Pope Benedict XVI this week overturned papal election rules set by John Paul II in 1996, which allowed for a possible simple majority vote, and restored the long-standing custom that a two-thirds majority (or consensus) is always necessary to elect the Bishop of Rome.
But in returning to the older voting system, the Pope not only abrogated the very procedure that elected him in 2005, he also added his own innovation. In a motu proprio issued on Tuesday, he said that if no one is elected pope after 13 days (some 34 ballots) the vote should be narrowed exclusively to the top two candidates. However, a two-thirds majority would still be required for election.
One Vatican canon lawyer told The Tablet that the return to the once-unbroken custom was long overdue. "Papa Wojtyla's voting rules could have caused a schism," the canonist said.
Pope John Paul II in his 1996 document on procedures regulating the papal election - Universi Dominici gregis - allowed for a simple majority if no candidate had received two-thirds of the vote after 13 days. But canon lawyers have since argued that such legislation could actually affect the conclave from the outset. "Whenever a candidate receives more than half of the votes, or even when he comes close to it, and his supporters are perceived by the minority as determined, the election is virtually over," said Fr Ladislaw Orsy SJ, a canon law expert. He said even early in the process there would be "no point in waiting", whereas the older custom means that "a group that could master absolute majority, but no more, has to be ready for a compromise".

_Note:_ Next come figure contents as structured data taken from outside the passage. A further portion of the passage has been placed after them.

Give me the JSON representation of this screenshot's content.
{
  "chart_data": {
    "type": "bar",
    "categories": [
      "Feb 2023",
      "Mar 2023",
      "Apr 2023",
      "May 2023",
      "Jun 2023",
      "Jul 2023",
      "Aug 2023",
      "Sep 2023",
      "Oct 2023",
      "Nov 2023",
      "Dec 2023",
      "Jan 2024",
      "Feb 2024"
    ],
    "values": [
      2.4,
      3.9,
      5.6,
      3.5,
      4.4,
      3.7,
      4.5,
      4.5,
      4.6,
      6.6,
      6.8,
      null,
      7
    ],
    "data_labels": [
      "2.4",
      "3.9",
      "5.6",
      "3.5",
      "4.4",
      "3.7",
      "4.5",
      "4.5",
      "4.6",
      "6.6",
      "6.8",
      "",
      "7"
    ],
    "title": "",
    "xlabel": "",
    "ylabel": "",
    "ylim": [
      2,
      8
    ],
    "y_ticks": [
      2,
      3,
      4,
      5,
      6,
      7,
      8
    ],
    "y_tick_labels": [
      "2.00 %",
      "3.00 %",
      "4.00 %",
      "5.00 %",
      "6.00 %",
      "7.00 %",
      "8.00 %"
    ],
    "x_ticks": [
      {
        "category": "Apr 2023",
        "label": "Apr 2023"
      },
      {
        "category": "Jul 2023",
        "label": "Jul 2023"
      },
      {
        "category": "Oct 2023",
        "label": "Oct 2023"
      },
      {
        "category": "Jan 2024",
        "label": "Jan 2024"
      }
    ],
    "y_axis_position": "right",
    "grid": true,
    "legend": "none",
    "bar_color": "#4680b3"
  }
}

Fr Orsy told The Tablet that Pope John Paul's legislation allowed for a "bare majority to overcome the others too easily". The Second Vatican Council stressed that the papal office was a principle of unity and, therefore, "the Bishop of Rome should not assume his office with a community more or less evenly divided".
Fr Tom Reese, editor of the book Inside the Vatican, said that Pope Benedict was to be "congratulated for returning to the two-thirds tradition", but he said having a run-off between the top two candidates was a "mistake". "One wonders what will happen if neither of the top two candidates can get a two-thirds majority in the subsequent voting. We could have a deadlocked conclave with no possibility of voting for a compromise candidate," he said.
Some have theorised that Pope John Paul II may not have been elected under the 1996 legislation, pointing out that the ultraconservative Cardinal Giuseppe Siri of Genoa was believed to have garnered a simple majority by the fourth ballot. By contrast, the 1996 electoral procedures seem to have favoured Pope Benedict XVI's election. It is thought that he initially garnered a little over one-third of the votes - something that, under the rules he re-established this week, might have led his supporters to look for another candidate.